I am in love with the truth. Perhaps obsessed is a better word for Love, or at least true Love, deserves a separate consideration. I find the truth to have a neverending and incomparable appeal. I want to know the truth. I want to know all of it and always, concerning everything and everyone, in every respect and concern. In that sense I am not a humanist - I have hurt my self and the people closest to me since I have a hard time shying away from the truth. This does not mean that I don't lie, but I do feel horrible about it when I do. I find it, as a matter of principle, always better to know the horrible truth even when knowing it does you or anybody else no good.
There are obviously many downsides to such an obsession, as anybody will surly notice. One disadvantage is that truth is really hard to come by. Moreover, what's even harder than finding out the truth is knowing that you actually have found the truth. Indeed, certainty has some benefits of its own but my quest for it starts with my obsession with truth. The problem of certainty has bothered many people that it even drove some of them to do philosophy. Rene Descartes, sometimes referred to as the 'father of modern philosophy', has found certainty in doubt. He was really concerned with certainty; so concerned he was that at some point he lost all of it.
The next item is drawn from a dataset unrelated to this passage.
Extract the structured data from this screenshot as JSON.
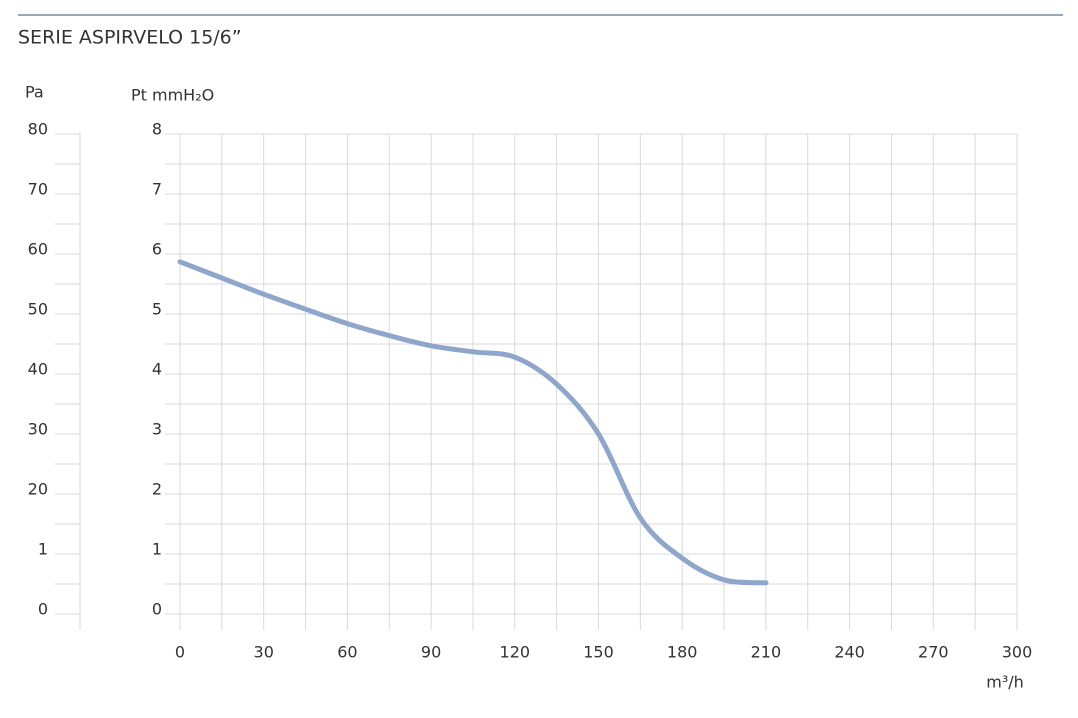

It seems to be that there is truth in doubt. Frustrations from truth-seeking failures have taught me a great many things about the benefits of the doubt. I am, however, doubtful that there can be certainty in it. For what it means is that there is nothing one can be sure of, and that one can be sure of that. That sounds peculiar to me; though I admit I am not one to dismiss contradictions off-hand. How can we really know for certain that there is nothing to be certain of? Surely it's possible that that there are indeed some things you can know for certain, we can never know.
I think it's fair to say that fidelity to the truth of doubt cannot rely on such an assertive assertion. We must admit that it is indeed possible that there are some truths that can be known for certain but which truths we may not know for certain. This does not mean, I believe, that we must suspect all things and consider all of them to be uncertain, just because we don't know if we can know them for certain.
To fully adhere to this kind of skepticism means to doubt all certainties including that of doubt itself. We must then accept some certainties, if only in the name of doubting doubt. Accepting certainties is very hard for skeptics for they too are addicted to the certainty of doubt; they cling to it like survivors to a rock. Accepting certainties is a tough job: it's suspect of arbitrariness and so demands courage. Indeed, that is a contradiction as well, but it seems to me to be a truer contradiction than the previous one. Why have I chosen this one rather than the other? I have tried to explain, but if you do not find my argument cogent, you may choose a different certainty to cling to. I will be the last to criticize you for that.